US firm produces docu on Jiggy Manicad’s ‘Yolanda’ journey
GMA 7 news reporter Jiggy Manicad found himself on the other side of the fence as the main subject of an hour-long documentary produced by the US firm Big Monster.
While doing research on Super Typhoon “Yolanda,” the Big Monster team stumbled upon Manicad’s report on the Net.
Manicad was the first TV reporter to go live 12 hours after the storm hit the Visayas (and all forms of communication were cut off) in the Kapuso prime time newscast “24 Oras” and, later, in the GMA News TV program “State of the Nation” on Nov. 8, 2013, a Friday.
The Nevada-based production house explained to Manicad that his report was crucial in making the entire world aware of the extent of devastation. “They said [it] triggered the international relief efforts,” Manicad said.
Big Monster found Manicad’s story compelling. Their food supplies, vehicles and equipment either swept away or rendered useless, Manicad, cameraman Ding Lagoyo and assistant cameraman Winston Lucas walked from Tacloban to Palo, Leyte, to meet up with the satellite team.
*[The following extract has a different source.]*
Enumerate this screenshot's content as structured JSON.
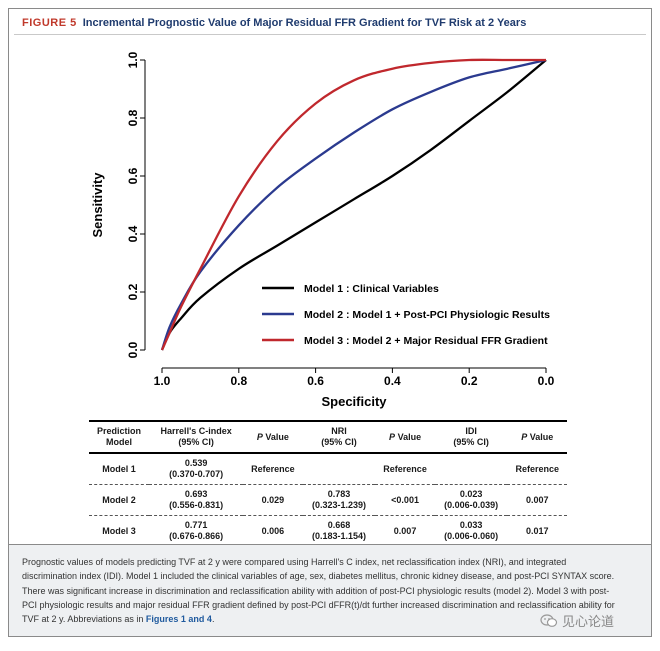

“I didn’t even know if they were alive,” Manicad related. They took the chance and walked for six hours, hence the docu’s title, “Six Hours.”
“It was like a war zone. Bodies lined the roads; dazed people were walking around,” Manicad said.
In Palo, they caught up with the satellite team and released the first few images of the calamity on live national television.
Then Manicad, Lagoyo and Lucas marched back to Tacloban, another six-hour journey, this time in total darkness.
“We got back to our hotel at 3 a.m., Saturday, exhausted. Our feet were bleeding, but we couldn’t sleep,” Lagoyo recounted.
“It’s my most traumatizing coverage ever,” Manicad admitted.
“Six Hours: Surviving ‘Yolanda’” premieres Nov. 9, 8 p.m. on GMA News TV—marking the disaster’s first anniversary.
“There are plans to air the docu in the United States and Europe,” Manicad said. “It is directed by Rudy Vegliante, content producer for Discovery channel, and J. Lazarus Auerbach.”
Two weeks ago, Manicad returned to Tacloban, to look for a man they had seen carrying his dead daughter on the road to Palo.
On his own, Manicad has gone back there at least five times.
“I consider it part of my personal recovery program.”
Manicad recently teamed up with the Cultural Center of the Philippines (CCP) and United Nations Educational, Scientific and Cultural Organization (Unesco), to give journalism workshops to public-school students from Tacloban and other hard-hit areas.
“It was therapeutic for the students,” he said. “At the end of the activity, they produced a short docu.”